The West End’s three longest running productions – musicals Les Miserables and The Phantom of the Opera and Agatha Christie’s Guinness World Record-breaking thriller The Mousetrap - have all announced extensions to their current booking periods.

Longest still running musical Les Miserables, which celebrates its 19th birthday on 8 October 2004, has added three months to its schedule, taking it up to 2 April 2005. Based on Victor Hugo's humanitarian novel about a persecuted man in 19th-century revolutionary France, the show has been seen worldwide by over 50 million people in more than 38 countries and in 21 languages. In London, it ran for 18 years and over 7,500 performances at the Palace Theatre before moving down the road to its new home at the Queen’s Theatre this past April (See News, 21 Nov 2003).

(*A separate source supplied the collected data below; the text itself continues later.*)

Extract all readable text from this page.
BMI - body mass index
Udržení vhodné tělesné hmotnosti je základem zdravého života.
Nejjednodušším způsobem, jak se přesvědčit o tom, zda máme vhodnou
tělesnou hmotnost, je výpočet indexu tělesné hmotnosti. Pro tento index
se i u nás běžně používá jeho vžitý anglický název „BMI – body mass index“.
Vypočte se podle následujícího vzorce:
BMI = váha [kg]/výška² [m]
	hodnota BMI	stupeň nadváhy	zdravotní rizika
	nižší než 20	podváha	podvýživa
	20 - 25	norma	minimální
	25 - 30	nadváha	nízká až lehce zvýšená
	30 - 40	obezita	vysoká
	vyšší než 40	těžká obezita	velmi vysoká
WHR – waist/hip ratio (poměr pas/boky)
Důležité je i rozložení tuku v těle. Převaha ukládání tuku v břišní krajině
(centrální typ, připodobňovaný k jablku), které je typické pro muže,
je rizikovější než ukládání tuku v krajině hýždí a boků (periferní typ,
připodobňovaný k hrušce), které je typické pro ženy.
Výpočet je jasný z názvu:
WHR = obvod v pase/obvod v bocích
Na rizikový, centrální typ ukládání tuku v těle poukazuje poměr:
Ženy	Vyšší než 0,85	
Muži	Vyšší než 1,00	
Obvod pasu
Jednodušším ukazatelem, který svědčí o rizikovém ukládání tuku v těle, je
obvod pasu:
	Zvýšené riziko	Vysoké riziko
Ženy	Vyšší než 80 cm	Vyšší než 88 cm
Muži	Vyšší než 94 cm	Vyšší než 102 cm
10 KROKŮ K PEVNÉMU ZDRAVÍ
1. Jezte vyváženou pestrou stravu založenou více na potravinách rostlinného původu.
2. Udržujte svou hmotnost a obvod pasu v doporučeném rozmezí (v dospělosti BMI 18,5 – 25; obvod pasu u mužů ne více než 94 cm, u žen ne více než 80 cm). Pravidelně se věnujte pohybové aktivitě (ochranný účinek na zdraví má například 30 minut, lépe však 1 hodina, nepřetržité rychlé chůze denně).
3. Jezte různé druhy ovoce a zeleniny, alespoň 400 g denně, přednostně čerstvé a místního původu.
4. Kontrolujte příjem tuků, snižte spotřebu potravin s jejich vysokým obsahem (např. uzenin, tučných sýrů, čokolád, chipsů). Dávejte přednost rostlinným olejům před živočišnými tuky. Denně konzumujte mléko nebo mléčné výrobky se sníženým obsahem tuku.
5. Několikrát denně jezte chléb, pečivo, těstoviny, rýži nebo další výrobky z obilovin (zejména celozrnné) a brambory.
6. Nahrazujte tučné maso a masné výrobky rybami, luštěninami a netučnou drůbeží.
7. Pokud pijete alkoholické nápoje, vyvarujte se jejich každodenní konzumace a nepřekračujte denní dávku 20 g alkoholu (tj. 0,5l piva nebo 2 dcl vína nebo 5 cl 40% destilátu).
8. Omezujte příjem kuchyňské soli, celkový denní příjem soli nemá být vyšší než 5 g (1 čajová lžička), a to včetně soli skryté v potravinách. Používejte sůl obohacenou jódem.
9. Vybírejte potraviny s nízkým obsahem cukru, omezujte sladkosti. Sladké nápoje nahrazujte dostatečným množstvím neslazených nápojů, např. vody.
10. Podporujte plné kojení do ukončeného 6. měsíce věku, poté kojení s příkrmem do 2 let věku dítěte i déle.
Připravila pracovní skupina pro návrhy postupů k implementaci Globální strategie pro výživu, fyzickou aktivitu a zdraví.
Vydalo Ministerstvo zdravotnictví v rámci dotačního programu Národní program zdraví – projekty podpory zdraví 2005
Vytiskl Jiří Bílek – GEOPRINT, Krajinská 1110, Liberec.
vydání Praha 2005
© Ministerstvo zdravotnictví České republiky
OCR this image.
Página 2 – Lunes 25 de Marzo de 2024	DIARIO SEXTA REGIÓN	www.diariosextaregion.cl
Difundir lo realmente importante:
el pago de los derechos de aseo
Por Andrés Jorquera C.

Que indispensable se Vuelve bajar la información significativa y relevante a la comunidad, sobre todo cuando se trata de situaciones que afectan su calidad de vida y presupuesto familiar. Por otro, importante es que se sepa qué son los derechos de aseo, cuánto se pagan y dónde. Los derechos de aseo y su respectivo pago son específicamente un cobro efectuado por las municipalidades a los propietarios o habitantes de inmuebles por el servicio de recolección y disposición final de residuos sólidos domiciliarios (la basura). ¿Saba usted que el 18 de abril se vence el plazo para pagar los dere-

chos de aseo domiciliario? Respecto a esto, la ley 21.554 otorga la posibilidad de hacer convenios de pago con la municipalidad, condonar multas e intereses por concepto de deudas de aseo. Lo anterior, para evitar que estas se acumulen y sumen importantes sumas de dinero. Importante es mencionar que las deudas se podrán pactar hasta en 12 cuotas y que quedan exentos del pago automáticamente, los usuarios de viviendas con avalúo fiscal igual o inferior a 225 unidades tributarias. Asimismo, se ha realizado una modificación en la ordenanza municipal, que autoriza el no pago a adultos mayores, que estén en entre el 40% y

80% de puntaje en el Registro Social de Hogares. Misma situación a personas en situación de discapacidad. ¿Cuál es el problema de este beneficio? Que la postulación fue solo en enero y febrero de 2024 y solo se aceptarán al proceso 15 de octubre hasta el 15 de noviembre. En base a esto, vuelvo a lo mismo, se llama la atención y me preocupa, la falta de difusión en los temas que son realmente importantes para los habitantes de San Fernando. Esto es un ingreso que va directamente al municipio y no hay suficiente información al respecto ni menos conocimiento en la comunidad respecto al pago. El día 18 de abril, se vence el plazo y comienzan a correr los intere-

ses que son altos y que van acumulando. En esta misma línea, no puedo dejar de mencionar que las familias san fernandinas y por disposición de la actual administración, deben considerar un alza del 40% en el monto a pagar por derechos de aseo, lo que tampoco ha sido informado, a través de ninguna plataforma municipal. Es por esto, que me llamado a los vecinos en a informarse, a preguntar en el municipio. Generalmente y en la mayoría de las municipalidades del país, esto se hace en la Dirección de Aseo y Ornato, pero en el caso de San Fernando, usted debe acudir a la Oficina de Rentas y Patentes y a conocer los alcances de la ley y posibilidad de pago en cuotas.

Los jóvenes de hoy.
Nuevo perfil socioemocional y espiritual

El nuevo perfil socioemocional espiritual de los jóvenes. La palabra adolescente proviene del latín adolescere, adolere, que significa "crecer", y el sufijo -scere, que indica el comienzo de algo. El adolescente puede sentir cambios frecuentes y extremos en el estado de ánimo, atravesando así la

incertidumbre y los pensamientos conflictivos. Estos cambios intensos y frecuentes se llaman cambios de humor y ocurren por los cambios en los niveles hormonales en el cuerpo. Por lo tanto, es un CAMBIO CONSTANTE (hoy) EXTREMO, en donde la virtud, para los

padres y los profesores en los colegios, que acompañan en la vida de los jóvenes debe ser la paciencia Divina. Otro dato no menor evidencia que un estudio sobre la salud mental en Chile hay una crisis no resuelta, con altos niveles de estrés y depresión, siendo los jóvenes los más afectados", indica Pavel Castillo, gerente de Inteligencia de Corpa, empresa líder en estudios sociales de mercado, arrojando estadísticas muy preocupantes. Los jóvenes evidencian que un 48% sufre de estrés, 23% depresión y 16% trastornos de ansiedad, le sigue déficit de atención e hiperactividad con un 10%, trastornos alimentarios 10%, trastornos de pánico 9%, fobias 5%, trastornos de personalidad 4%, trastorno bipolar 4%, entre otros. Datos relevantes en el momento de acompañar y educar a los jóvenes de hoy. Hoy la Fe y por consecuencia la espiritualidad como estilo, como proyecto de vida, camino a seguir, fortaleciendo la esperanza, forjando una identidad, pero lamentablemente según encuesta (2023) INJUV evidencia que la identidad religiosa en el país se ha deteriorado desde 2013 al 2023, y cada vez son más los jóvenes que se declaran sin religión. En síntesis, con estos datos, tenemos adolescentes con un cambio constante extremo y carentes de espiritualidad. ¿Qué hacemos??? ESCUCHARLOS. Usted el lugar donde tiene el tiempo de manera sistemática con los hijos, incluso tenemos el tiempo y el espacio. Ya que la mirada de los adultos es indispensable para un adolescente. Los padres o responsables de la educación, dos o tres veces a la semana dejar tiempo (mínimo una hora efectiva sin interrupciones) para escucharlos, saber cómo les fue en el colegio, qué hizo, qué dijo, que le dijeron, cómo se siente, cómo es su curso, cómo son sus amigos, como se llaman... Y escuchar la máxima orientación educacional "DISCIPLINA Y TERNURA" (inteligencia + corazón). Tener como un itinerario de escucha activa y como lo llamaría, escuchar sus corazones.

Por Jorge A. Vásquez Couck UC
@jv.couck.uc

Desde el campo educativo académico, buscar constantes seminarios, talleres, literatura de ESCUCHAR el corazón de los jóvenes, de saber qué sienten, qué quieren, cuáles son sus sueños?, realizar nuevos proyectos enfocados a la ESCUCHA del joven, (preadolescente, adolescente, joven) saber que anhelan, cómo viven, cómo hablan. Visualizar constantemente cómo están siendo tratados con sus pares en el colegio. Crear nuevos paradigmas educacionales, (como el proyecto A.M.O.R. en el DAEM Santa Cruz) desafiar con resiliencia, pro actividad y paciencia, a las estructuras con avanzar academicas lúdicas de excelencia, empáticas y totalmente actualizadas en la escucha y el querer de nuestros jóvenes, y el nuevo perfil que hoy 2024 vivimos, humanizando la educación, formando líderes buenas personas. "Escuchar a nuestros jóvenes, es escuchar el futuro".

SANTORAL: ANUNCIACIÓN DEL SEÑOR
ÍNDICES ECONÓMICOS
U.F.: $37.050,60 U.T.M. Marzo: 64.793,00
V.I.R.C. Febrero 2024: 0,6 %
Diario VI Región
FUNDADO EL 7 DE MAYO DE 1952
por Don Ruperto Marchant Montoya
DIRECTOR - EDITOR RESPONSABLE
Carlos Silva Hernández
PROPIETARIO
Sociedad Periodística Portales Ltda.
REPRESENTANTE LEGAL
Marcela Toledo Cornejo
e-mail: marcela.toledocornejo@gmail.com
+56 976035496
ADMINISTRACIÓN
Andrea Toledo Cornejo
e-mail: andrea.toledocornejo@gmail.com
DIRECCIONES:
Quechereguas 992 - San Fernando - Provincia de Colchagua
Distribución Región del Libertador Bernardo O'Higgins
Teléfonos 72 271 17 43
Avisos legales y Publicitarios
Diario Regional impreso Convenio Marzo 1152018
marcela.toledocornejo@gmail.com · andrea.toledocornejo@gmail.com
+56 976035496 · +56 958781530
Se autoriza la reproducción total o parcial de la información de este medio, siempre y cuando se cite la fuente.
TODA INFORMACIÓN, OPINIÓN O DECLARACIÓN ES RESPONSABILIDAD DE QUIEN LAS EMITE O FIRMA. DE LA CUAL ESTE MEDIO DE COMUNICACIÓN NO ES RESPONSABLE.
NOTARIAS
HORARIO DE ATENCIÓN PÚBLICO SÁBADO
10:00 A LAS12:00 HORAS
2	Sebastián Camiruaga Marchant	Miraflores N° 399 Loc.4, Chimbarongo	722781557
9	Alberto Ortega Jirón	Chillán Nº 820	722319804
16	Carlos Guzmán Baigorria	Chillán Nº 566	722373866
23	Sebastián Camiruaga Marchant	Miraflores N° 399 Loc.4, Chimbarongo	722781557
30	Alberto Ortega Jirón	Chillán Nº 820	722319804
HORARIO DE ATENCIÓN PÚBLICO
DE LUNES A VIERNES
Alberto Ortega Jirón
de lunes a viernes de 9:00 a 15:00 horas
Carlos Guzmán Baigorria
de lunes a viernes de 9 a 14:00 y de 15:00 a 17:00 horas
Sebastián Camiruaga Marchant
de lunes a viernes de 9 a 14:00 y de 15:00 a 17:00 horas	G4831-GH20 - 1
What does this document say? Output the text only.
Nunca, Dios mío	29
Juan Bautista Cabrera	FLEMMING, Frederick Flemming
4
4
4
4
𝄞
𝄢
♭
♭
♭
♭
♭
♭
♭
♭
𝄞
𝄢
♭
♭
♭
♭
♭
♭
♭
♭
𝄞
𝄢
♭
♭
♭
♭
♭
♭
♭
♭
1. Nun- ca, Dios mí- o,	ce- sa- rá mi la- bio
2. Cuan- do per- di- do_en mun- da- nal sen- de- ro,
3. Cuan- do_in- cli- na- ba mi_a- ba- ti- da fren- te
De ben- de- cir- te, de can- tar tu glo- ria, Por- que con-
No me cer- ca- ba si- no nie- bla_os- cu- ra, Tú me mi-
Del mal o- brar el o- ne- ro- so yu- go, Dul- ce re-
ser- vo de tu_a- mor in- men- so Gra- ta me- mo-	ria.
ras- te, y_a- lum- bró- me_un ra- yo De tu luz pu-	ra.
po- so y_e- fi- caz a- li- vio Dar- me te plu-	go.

The current cast includes Sean Kingsley, Gary Tushaw, Joanna Ampil and Gemma Wardle (See News, 24 Jun 2004). Originally adapted and directed by Trevor Nunn and John Caird for the RSC, Les Miserables has a book by Claude-Michel Schonberg and Alain Boublil, with music by Schönberg and lyrics by Herbert Kretzmer. The production is designed by John Napier and produced by Cameron Mackintosh.

At Her Majesty’s Theatre, the West End's second longest-running musical, also produced by Mackintosh, The Phantom of the Opera, has similarly added three months up to 2 April 2005 to its current booking period. The Andrew Lloyd Webber musical, based on Gaston Leroux's gothic novel about a masked man who falls in love with an ingénue singer at the Paris Opera House, will mark its 18th birthday on 9 October 2004. The current cast features Rachel Barrell, Oliver Thornton (See News, 23 Aug 2004), and in the title role, John Owen Jones.

Finally, the ultimate longrunner, Agatha Christie's The Mousetrap - which celebrated its 50th West End anniversary, with HM The Queen in attendance, on 25 November 2002 - has added yet another six months to its booking period at St Martin's Theatre (where it transferred in March 1974, after 20 years at its original home, the Ambassadors, next door).

A national and theatreland institution, the world record-breaking murder mystery, according to one commentator, is to the West End what the ravens are to the Tower of London - if it were to leave, British theatre may well collapse. The Mousetrap is now booking to 28 May 2005.